The robots, which come up roughly to an adult’s knee height and look like smooth white plastic boxes mounted on six black wheels, are a familiar sight in the town, where they have been delivering groceries for over two years.
But since the government imposed strict social distancing measures on March 23, the devices have been busier than ever, delivering for free to National Health Service (NHS) staff and facing increased demand from the general public.
“Right now we are offering free delivery to all NHS workers within the community. We want to make life a little bit easier for these people in these very, very stressful times,” said Henry Harris-Burland, of Starship, the company that makes the robots.

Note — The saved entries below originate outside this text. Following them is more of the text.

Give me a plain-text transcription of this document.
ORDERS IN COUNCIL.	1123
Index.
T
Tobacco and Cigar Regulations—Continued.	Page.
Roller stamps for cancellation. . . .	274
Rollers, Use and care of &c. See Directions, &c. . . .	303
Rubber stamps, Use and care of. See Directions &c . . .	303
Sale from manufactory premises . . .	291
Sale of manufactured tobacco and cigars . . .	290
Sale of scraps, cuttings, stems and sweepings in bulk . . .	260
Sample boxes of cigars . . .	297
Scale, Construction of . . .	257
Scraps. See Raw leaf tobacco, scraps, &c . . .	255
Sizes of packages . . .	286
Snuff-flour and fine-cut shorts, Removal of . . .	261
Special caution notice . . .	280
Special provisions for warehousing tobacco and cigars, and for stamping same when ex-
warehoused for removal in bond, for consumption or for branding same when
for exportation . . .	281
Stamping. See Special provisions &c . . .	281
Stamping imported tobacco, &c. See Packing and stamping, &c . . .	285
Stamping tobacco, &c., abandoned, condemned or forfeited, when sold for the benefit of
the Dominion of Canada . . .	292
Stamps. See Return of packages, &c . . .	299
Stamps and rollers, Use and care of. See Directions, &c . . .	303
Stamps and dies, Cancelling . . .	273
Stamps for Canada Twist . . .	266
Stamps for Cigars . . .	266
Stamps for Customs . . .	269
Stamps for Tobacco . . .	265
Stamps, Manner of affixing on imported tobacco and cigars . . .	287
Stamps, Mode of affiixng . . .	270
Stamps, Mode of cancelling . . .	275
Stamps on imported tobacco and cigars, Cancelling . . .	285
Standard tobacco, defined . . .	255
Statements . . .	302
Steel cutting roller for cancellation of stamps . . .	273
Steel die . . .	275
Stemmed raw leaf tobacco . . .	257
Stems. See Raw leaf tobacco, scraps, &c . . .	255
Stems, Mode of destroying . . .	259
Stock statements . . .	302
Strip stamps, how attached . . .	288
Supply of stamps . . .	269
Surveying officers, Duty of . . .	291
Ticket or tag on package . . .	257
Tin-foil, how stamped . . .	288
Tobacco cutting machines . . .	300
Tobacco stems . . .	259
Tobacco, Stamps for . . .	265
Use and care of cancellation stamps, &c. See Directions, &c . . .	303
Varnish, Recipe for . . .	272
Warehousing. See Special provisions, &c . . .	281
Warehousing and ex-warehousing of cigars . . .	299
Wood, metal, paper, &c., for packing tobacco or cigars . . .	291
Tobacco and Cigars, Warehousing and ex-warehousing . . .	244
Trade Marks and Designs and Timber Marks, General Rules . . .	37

“Lots of them are doing ... 80-hour weeks and they don’t have time to go to the local grocery store, so they use our robots for their shopping,” he said. “We’re honoured that we can be part of that solution.”
The robots have what looks like an antenna, topped with a small red flag to make it easier to spot them as they do their rounds. They are big enough to hold several bags of shopping as well as a pack of bottles.
Starship has doubled its fleet of delivery robots in Milton Keynes to 70 in the past three weeks. Harris-Burland said they had completed 100,000 autonomous deliveries in the town.
“Lots of the residents have been reaching out to us online asking us to deliver into their neighbourhood,” he said.
“We’re doing everything we can as quickly as possible to expand to offer this service to more people, especially at this really important time.”